Juvenile Justice Reform opportunities and responsibilities:
- Research national best practices in youth justice reform
- Work closely with the Institute’s juvenile justice field organizer and decarceration campaign manager to advocate for transformative programs across the state
- Attend coalition meetings to engage community members and advocates in the goals of the campaign
- Lay the groundwork for legislative reform, including bill-drafting and designing model programs
In addition to the monumental work outlined above, the Institute is immersed in groundbreaking work to strategize and envision the phenomenon of policing. This area of our focus revolves around the Institute’s involvement in the federal consent decree in Newark and around reimagining policing more broadly.
The Institute serves on the Monitoring Team overseeing the consent decree between the United States Department of Justice (DOJ) and the City of Newark in regards to unconstitutional practices undertaken by the Newark Police Division (NPD). A consent decree, in the context of policing, is an agreement that a police department enters into to revise policies, realign goals, and renew its commitment to the community. In 2014, DOJ released a report stating that it had concluded an investigation into NPD and found that the Division had engaged in a pattern/practice of unconstitutional and/or dehumanizing tactics. Thereafter, the DOJ entered into this court-backed consent decree with the NPD. The court appointed former New Jersey Attorney General Peter Harvey to be the Independent Monitor of the process; he then assembled a Monitoring Team to assist him in this work. The Monitoring Team oversees the transformation of the NPD and makes sure the Division is sticking to the schedules and substantive mandates of the consent decree. The Institute’s position on the Monitoring Team has a specific emphasis on facilitating and promoting community engagement.
Beyond the bounds of the consent decree, the Institute is establishing its own initiatives for police reform in this state and country. This work, under the working title of Policing Reimagined, centers upon assessing best practices, envisioning less punitive and carceral responses to social issues, and campaigning for large-scale shifts to the way policing is done around New Jersey and to onlooking states who will replicate the models we produce. An example of the work the Institute has done in this space is our 10 Things You Can Do To Reform Law Enforcement In New Jersey booklet, a practical guide for residents on how they can effect police reform.
Policing Reform opportunities and responsibilities:
- Provide research support on phenomena relevant to policing, such as use of force, bias-free policing, body-worn cameras, and stop-search-and-arrest data
- Draft white papers to explain NPD policy revisions and drafts
- Coordinate community events and, more broadly, brainstorm ways of effective, inclusive community engagement
- Pen memos on issue areas, current events, and analytics that drive the direction of this work so that it is responsive and topical
- Undertake research on best practices related to reducing punitive measures, criminalization, and police misconduct
The interns will be a force multiplier.
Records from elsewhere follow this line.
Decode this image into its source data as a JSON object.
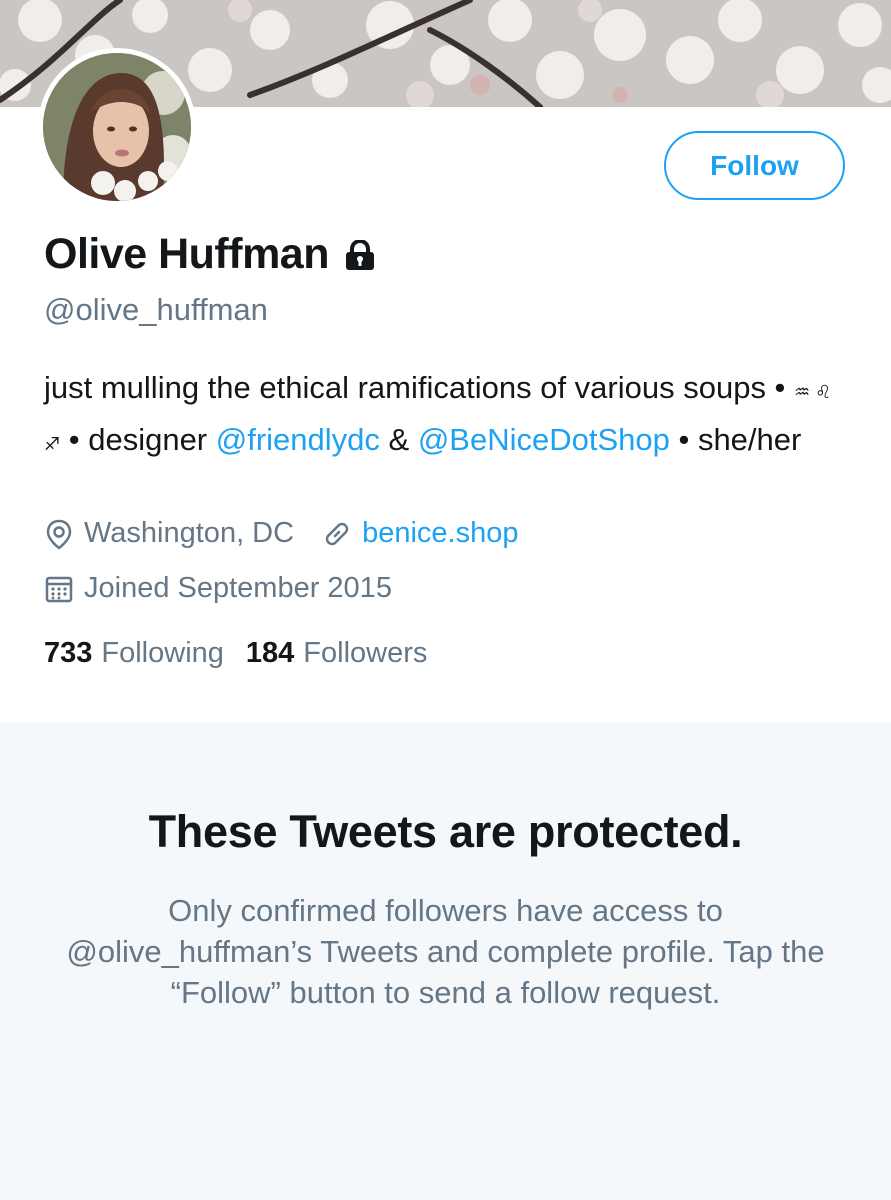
{
  "profile": {
    "name": "Olive Huffman",
    "handle": "@olive_huffman",
    "follow_label": "Follow",
    "bio": {
      "part1": "just mulling the ethical ramifications of various soups • ",
      "zodiac": "♒︎ ♌︎ ♐︎",
      "part2": " • designer ",
      "mention1": "@friendlydc",
      "part3": " & ",
      "mention2": "@BeNiceDotShop",
      "part4": " • she/her"
    },
    "location": "Washington, DC",
    "website": "benice.shop",
    "joined": "Joined September 2015",
    "following_count": "733",
    "following_label": "Following",
    "followers_count": "184",
    "followers_label": "Followers"
  },
  "protected": {
    "title": "These Tweets are protected.",
    "body": "Only confirmed followers have access to @olive_huffman’s Tweets and complete profile. Tap the “Follow” button to send a follow request."
  },
  "icons": {
    "lock": "lock-icon",
    "location": "location-pin-icon",
    "link": "link-icon",
    "calendar": "calendar-icon"
  },
  "colors": {
    "accent": "#1da1f2",
    "secondary_text": "#657786",
    "primary_text": "#14171a",
    "protected_bg": "#f5f8fa"
  }
}
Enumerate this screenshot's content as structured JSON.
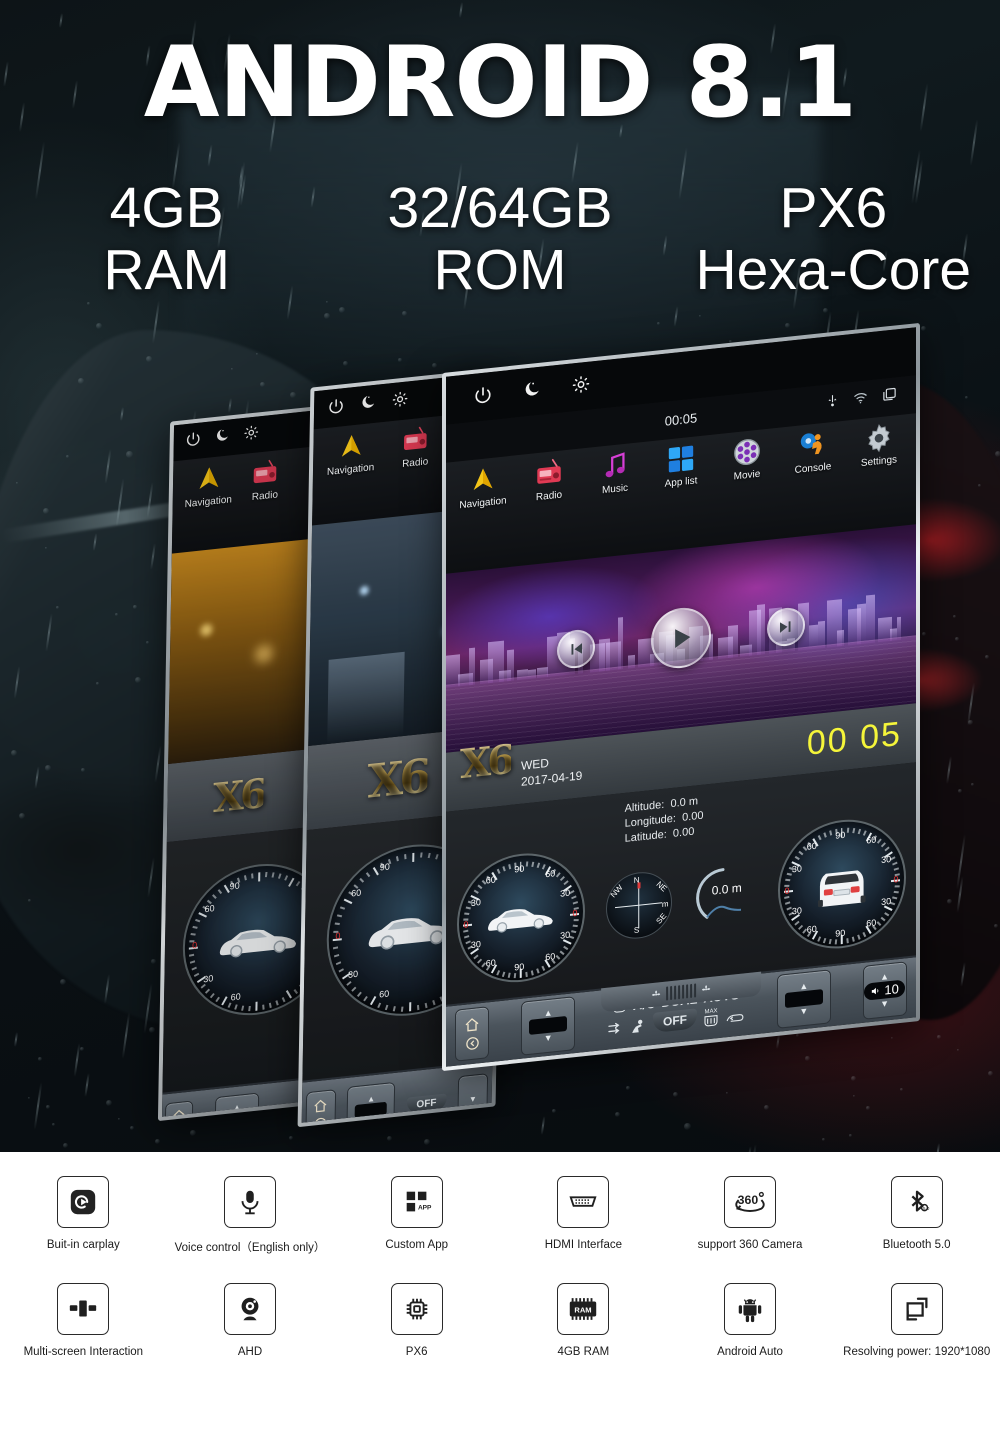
{
  "hero": {
    "title": "ANDROID 8.1",
    "specs": [
      {
        "line1": "4GB",
        "line2": "RAM"
      },
      {
        "line1": "32/64GB",
        "line2": "ROM"
      },
      {
        "line1": "PX6",
        "line2": "Hexa-Core"
      }
    ]
  },
  "head_unit": {
    "top_controls": [
      "power-icon",
      "night-mode-icon",
      "brightness-icon"
    ],
    "status": {
      "clock": "00:05",
      "right_icons": [
        "usb-icon",
        "wifi-icon",
        "recent-apps-icon"
      ]
    },
    "apps": [
      {
        "label": "Navigation",
        "icon": "navigation-arrow-icon"
      },
      {
        "label": "Radio",
        "icon": "radio-icon"
      },
      {
        "label": "Music",
        "icon": "music-note-icon"
      },
      {
        "label": "App list",
        "icon": "grid-apps-icon"
      },
      {
        "label": "Movie",
        "icon": "film-reel-icon"
      },
      {
        "label": "Console",
        "icon": "driver-console-icon"
      },
      {
        "label": "Settings",
        "icon": "gear-icon"
      }
    ],
    "player": {
      "prev": "previous-track-icon",
      "play": "play-icon",
      "next": "next-track-icon"
    },
    "info_bar": {
      "logo": "X6",
      "weekday": "WED",
      "date": "2017-04-19",
      "clock": "00 05"
    },
    "gps": {
      "altitude_label": "Altitude:",
      "altitude_value": "0.0 m",
      "longitude_label": "Longitude:",
      "longitude_value": "0.00",
      "latitude_label": "Latitude:",
      "latitude_value": "0.00"
    },
    "gauges": {
      "tick_numbers": [
        "30",
        "60",
        "90",
        "60",
        "30"
      ],
      "zero_label": "0",
      "altitude_readout": "0.0 m",
      "compass": {
        "n": "N",
        "s": "S",
        "nw": "NW",
        "ne": "NE",
        "se": "SE",
        "unit": "m"
      }
    },
    "climate": {
      "home": "home-icon",
      "back": "back-arrow-icon",
      "ac": "A/C",
      "dual": "DUAL",
      "auto": "AUTO",
      "off": "OFF",
      "max": "MAX",
      "volume": "10"
    }
  },
  "features": {
    "row1": [
      {
        "label": "Buit-in carplay",
        "icon": "carplay-icon"
      },
      {
        "label": "Voice control（English only）",
        "icon": "microphone-icon"
      },
      {
        "label": "Custom App",
        "icon": "custom-app-icon",
        "badge": "APP"
      },
      {
        "label": "HDMI Interface",
        "icon": "hdmi-port-icon"
      },
      {
        "label": "support 360 Camera",
        "icon": "camera-360-icon",
        "badge": "360"
      },
      {
        "label": "Bluetooth 5.0",
        "icon": "bluetooth-icon"
      }
    ],
    "row2": [
      {
        "label": "Multi-screen Interaction",
        "icon": "multi-screen-icon"
      },
      {
        "label": "AHD",
        "icon": "ahd-camera-icon"
      },
      {
        "label": "PX6",
        "icon": "chip-icon"
      },
      {
        "label": "4GB  RAM",
        "icon": "ram-chip-icon",
        "badge": "RAM"
      },
      {
        "label": "Android Auto",
        "icon": "android-robot-icon"
      },
      {
        "label": "Resolving power: 1920*1080",
        "icon": "resolution-icon"
      }
    ]
  },
  "colors": {
    "accent_yellow": "#f5f53a",
    "gold": "#d4b25a",
    "hero_bg": "#0a0f12",
    "feature_stroke": "#2a2a2a"
  }
}
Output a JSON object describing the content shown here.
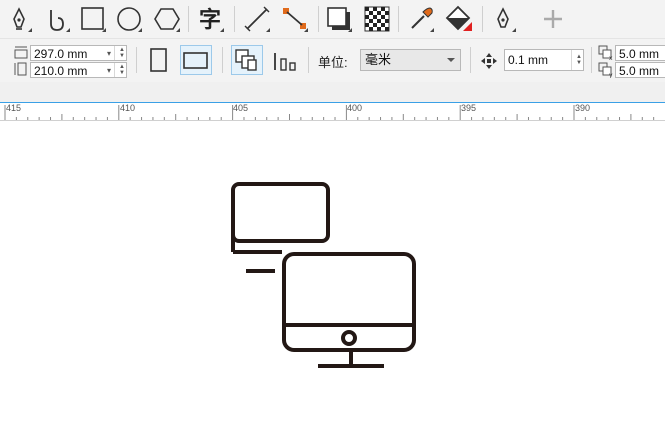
{
  "property_bar": {
    "page_width": "297.0 mm",
    "page_height": "210.0 mm",
    "unit_label": "单位:",
    "unit_value": "毫米",
    "nudge": "0.1 mm",
    "dup_x": "5.0 mm",
    "dup_y": "5.0 mm"
  },
  "ruler": {
    "ticks": [
      "415",
      "410",
      "405",
      "400",
      "395",
      "390"
    ]
  },
  "toolbar_icons": [
    "pen-icon",
    "curve-icon",
    "rectangle-icon",
    "ellipse-icon",
    "polygon-icon",
    "text-icon",
    "line-icon",
    "connector-icon",
    "drop-shadow-icon",
    "transparency-icon",
    "eyedropper-icon",
    "fill-icon",
    "pen-outline-icon",
    "add-icon"
  ],
  "colors": {
    "toolbar_bg": "#f3f3f3",
    "accent": "#3aa0e6",
    "icon_stroke": "#231815",
    "connector_orange": "#e06a1b",
    "fill_red": "#e02020"
  }
}
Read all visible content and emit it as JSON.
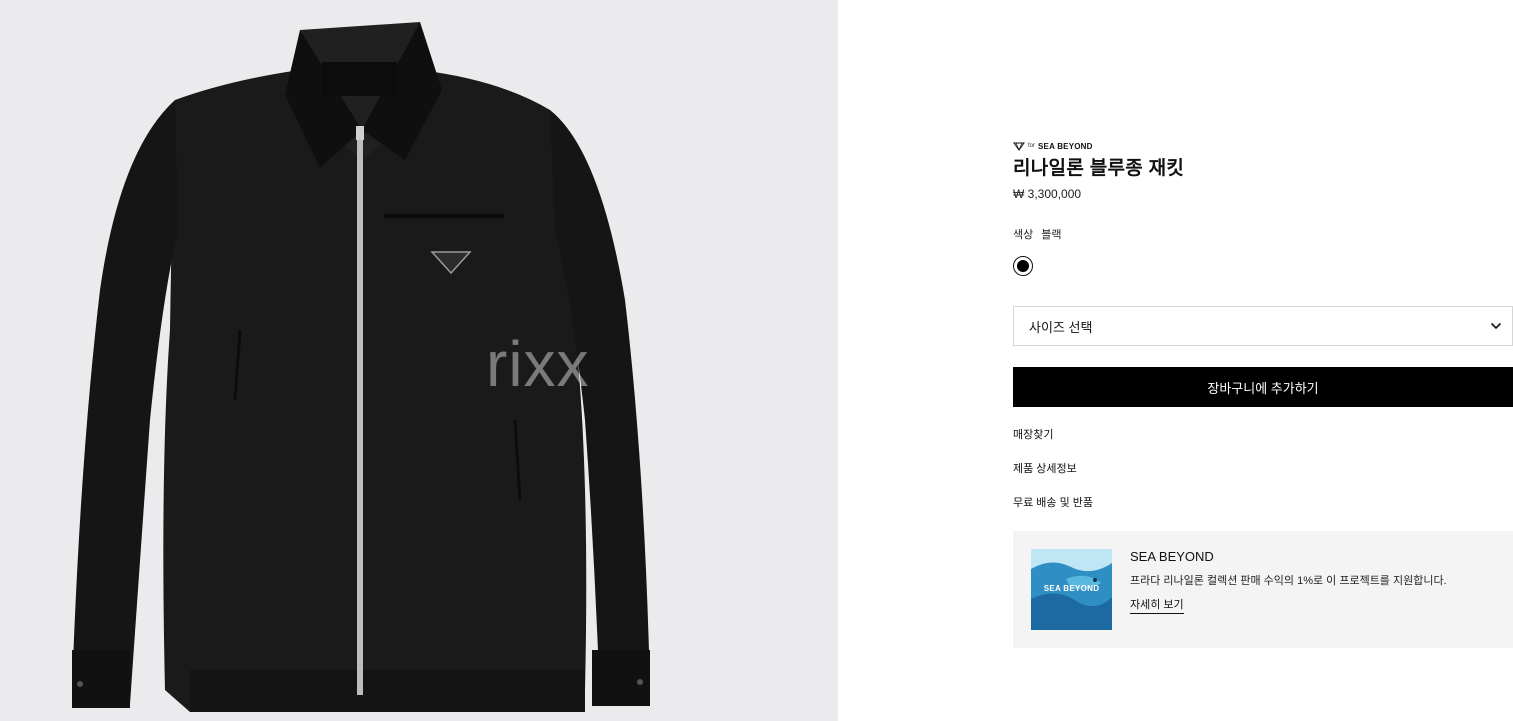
{
  "gallery": {
    "watermark": "rixx"
  },
  "product": {
    "tag_prefix": "for",
    "tag_name": "SEA BEYOND",
    "title": "리나일론 블루종 재킷",
    "price": "₩ 3,300,000",
    "color_label": "색상",
    "color_value": "블랙",
    "size_placeholder": "사이즈 선택",
    "add_to_cart": "장바구니에 추가하기"
  },
  "links": {
    "store_finder": "매장찾기",
    "product_details": "제품 상세정보",
    "shipping_returns": "무료 배송 및 반품"
  },
  "promo": {
    "image_label": "SEA BEYOND",
    "title": "SEA BEYOND",
    "description": "프라다 리나일론 컬렉션 판매 수익의 1%로 이 프로젝트를 지원합니다.",
    "link": "자세히 보기"
  },
  "colors": {
    "primary": "#000000",
    "background": "#ffffff",
    "gallery_background": "#ebebed",
    "promo_background": "#f4f4f4"
  }
}
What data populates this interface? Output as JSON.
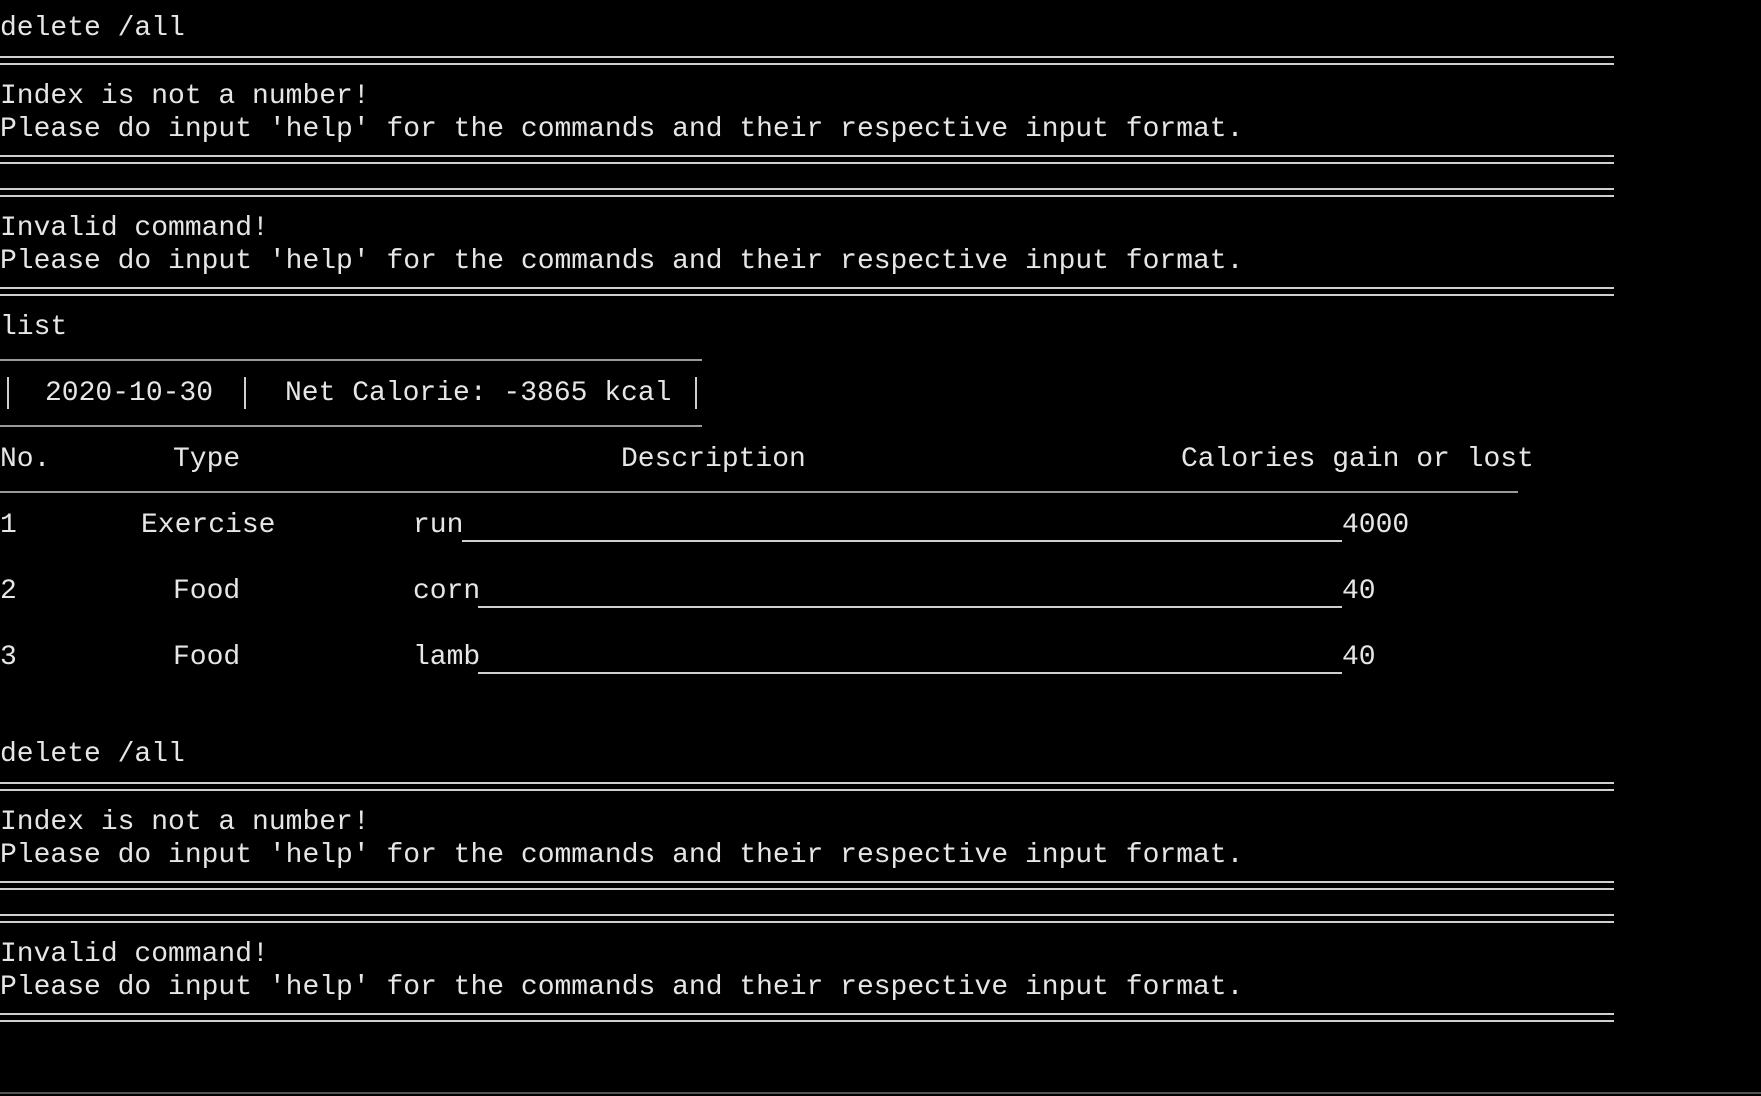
{
  "terminal": {
    "block1": {
      "command": "delete /all",
      "error": "Index is not a number!",
      "hint": "Please do input 'help' for the commands and their respective input format."
    },
    "block2": {
      "error": "Invalid command!",
      "hint": "Please do input 'help' for the commands and their respective input format."
    },
    "list_command": "list",
    "summary": {
      "date": "2020-10-30",
      "net_calorie": "Net Calorie: -3865 kcal"
    },
    "table": {
      "headers": {
        "no": "No.",
        "type": "Type",
        "description": "Description",
        "calories": "Calories gain or lost"
      },
      "rows": [
        {
          "no": "1",
          "type": "Exercise",
          "description": "run",
          "calories": "4000"
        },
        {
          "no": "2",
          "type": "Food",
          "description": "corn",
          "calories": "40"
        },
        {
          "no": "3",
          "type": "Food",
          "description": "lamb",
          "calories": "40"
        }
      ]
    },
    "block3": {
      "command": "delete /all",
      "error": "Index is not a number!",
      "hint": "Please do input 'help' for the commands and their respective input format."
    },
    "block4": {
      "error": "Invalid command!",
      "hint": "Please do input 'help' for the commands and their respective input format."
    }
  }
}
The Institute always has its hands in quite a number of projects; thus, the interns will take on substantial components of multiple initiatives, performing critical research and analysis and producing a variety of written products across our three pillars.
The Interns should have the following:
- A passion for justice and the development of fairer criminal and juvenile justice systems.
- A creative, entrepreneurial approach to work.
- The ability to work in a dynamic environment that entails improvisational responses to emergent opportunities.
- Strong writing, and research skills.
- Strong interpersonal skills and the ability to work well with a wide range of people.
- The desire to work with diverse people and communities.